U.S. Army, Navy protect assets in water and on land
Coastal Riverine Squadron Eight, out of Naval Station Newport, R.I., assigned to the Combined Joint Task Force-Horn of Africa, protects U.S. assets as they enter or leave Djibouti’s port.
To deter attacks like the October 2000 suicide bombing of the Arleigh Burke-class guided-missile destroyer USS Cole— an attack that killed 17 sailors and wounded 37— the Newport, R.I.-based CRS-8 provides security with SeaArk Dauntless patrol boats.
“We provide escort service (for the ships), providing security as they come in and as they go out, and when they go pier side. We provide static defense, that’s our main function,” said U.S. Navy Petty Officer 1st Class James Padden, CRS-8 boat captain. “It all stems from the USS Cole. We are here to prevent that from happening.”
In order for the boats to get to where they need to be, the 1st Battalion, 124th Infantry Regiment from the Florida Army National Guard out of Hollywood, Fla., (also assigned to CJTF-HOA) helps the U.S. Navy provide security to and from the waters.
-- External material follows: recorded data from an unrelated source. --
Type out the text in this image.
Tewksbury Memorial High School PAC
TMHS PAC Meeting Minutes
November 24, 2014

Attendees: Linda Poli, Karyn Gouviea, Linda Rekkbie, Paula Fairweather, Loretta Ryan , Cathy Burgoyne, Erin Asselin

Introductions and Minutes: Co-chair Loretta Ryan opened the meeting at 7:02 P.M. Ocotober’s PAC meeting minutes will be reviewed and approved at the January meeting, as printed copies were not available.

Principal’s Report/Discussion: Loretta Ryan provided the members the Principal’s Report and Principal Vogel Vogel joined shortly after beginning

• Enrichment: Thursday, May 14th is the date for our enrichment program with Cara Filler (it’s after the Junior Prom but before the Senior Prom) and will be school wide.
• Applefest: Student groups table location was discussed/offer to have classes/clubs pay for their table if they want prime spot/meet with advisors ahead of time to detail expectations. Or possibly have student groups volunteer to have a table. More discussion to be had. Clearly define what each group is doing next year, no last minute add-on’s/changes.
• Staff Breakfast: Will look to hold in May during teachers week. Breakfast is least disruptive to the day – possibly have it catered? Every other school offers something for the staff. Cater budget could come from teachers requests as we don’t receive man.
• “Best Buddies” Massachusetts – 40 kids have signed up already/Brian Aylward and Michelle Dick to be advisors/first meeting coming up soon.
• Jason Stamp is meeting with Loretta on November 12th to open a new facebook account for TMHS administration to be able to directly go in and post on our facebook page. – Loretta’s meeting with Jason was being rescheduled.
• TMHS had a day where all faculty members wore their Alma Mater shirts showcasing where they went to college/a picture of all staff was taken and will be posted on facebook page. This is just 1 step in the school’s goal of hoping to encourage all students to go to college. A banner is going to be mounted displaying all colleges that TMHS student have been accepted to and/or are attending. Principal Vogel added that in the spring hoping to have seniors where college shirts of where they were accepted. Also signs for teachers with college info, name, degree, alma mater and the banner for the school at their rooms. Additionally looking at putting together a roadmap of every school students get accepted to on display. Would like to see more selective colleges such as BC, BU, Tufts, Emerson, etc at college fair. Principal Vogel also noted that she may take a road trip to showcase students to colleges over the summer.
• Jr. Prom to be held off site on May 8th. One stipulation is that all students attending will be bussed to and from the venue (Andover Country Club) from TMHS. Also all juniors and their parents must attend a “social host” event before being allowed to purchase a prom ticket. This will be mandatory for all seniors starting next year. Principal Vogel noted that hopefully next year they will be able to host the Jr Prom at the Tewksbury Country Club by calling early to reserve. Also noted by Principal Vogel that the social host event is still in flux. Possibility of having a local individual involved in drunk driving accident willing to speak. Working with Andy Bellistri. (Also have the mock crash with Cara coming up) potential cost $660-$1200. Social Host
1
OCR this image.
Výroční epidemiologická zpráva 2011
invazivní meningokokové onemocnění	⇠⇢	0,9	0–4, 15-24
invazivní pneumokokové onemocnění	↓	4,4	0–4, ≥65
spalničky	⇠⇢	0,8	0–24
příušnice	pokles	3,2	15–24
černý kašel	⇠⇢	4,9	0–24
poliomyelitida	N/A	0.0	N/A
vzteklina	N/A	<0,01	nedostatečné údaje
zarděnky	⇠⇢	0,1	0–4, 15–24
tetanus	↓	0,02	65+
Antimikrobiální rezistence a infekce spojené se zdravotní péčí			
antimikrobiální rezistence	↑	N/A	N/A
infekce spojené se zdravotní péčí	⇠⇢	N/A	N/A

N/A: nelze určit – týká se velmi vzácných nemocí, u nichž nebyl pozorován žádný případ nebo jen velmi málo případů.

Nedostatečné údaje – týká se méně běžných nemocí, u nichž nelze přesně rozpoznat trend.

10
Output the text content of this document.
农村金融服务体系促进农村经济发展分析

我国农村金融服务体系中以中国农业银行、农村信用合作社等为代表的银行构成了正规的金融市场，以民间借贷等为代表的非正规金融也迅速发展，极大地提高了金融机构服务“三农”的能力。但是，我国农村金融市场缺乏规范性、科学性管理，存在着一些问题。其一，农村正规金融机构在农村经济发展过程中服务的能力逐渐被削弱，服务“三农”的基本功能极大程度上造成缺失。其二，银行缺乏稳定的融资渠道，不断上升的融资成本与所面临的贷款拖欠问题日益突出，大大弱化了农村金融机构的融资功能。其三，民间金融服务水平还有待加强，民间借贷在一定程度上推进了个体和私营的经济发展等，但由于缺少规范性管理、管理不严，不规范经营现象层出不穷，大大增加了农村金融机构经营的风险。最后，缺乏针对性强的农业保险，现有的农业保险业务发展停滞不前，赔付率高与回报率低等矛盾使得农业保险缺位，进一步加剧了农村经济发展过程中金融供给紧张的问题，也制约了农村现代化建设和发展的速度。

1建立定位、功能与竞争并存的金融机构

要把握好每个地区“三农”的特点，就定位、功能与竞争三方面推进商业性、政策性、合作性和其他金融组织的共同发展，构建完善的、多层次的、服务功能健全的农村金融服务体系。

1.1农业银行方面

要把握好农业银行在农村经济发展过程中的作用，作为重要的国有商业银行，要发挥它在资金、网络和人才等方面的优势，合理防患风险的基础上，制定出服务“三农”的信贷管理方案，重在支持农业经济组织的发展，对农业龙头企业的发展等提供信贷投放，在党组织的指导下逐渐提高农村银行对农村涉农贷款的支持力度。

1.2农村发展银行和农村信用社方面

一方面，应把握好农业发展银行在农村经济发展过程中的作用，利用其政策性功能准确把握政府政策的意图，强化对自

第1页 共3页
“It’s a great experience. The joint environment gets the soldiers to see something other than the Army (while) being able to help somebody and knowing our part in the overall big picture,” said U.S. Army Staff Sgt. Carlos Molgado, Alpha Company, 1/124th Inf. Rgt., convoy commander.
The water off the coast of East Africa is known for having a dangerous history of violence resulting in hazardous maritime operations and travel, and the CRS helps create a protective shield around the ships, said Padden.
“(Our mission) impacts the world because our presence means there’s no threat to the ships so they can safely navigate the waters,” said U.S. Navy Petty Officer 1st Class Joshua Pasay, CRS-8 radio transmission operator and navigator.
The soldiers and sailors work together to support the mission of safe movement and access for U.S. assets traveling the waters in Djibouti’s port.
“We all play a big role in general because of what we do. It supports bigger operations, missions and the bigger picture overall,” said Molgado. “I feel we all do our job to the standard and do the right thing. We are going to get the job done and help out the efforts here on HOA.”